The fight is tomorrow. I'm sure that by Monday I'll have some after fight report. But the only fight I'm really invested in, on the whole card, is GSP vs. Koscheck. Well, actually, I'm also pretty interested in Struve vs. McCorkle. But first GSP and Kos.
I've seen most of the pro fights by both fighters. They've also fought before and it was an interesting match to watch a second time. GSP, on two cards, lost the first round -- it was a reasonably close first round with Koscheck seeming to have a very slight upper hand in standing striking and Koscheck ended the round taking down GSP, but the middle of the round was GSP. On my scorecard, I gave the round to GSP but I can see how someone else would give it to Koscheck.
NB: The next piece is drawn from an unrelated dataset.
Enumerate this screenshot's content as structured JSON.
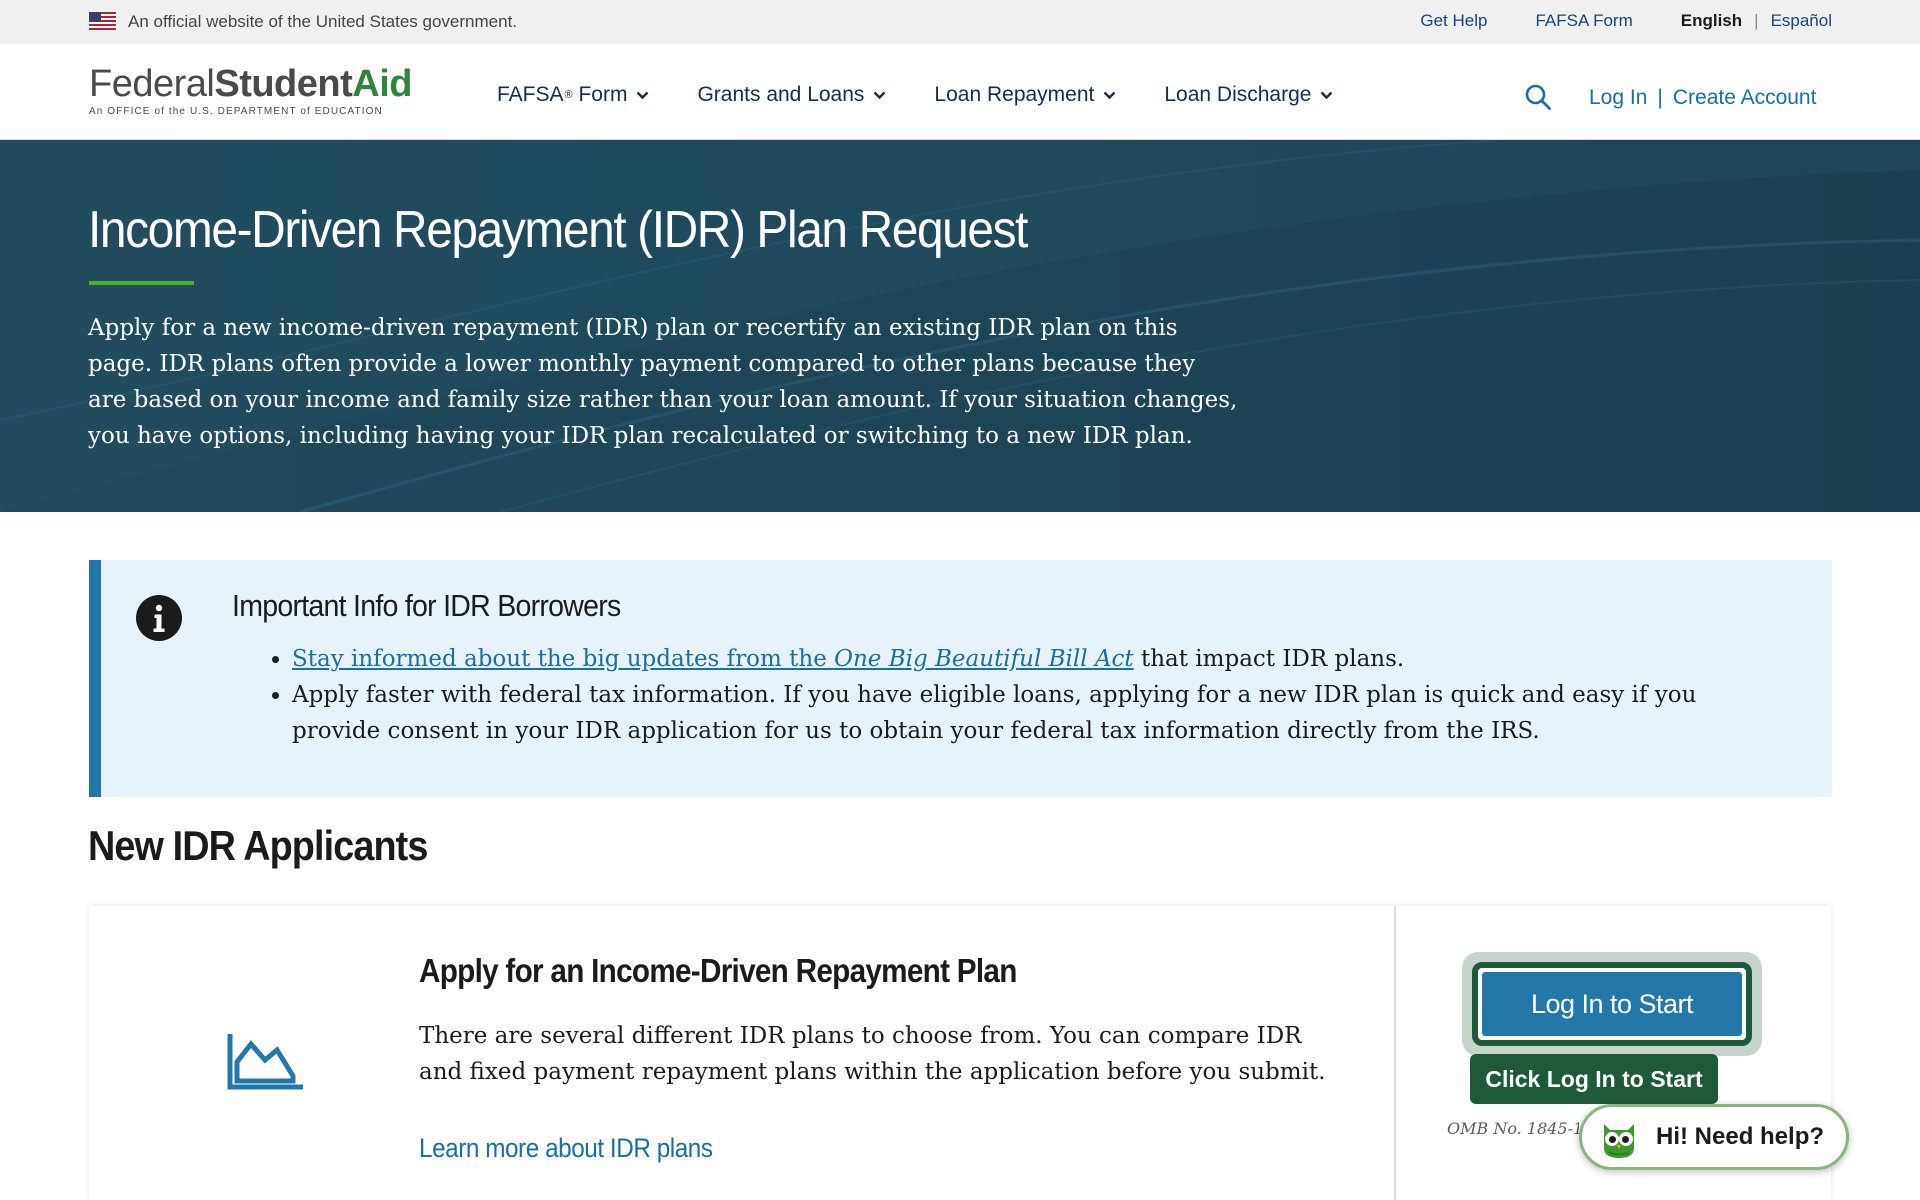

The next two rounds were all GSP, the second round almost frighteningly so. The fight, as a whole, was dominated by GSP.
The first with Koscheck in their first fight was the last time GSP lost a round. I'm sure the UFC commentators will go on at considerable length about how Koscheck has grown as a fighter and that's certainly true. They will probably focus less on how much GSP has grown during the same time, which is at least as much and quite possibly even more, it's just that we have trouble wrapping our heads around how good GSP has improved because he's always been so good.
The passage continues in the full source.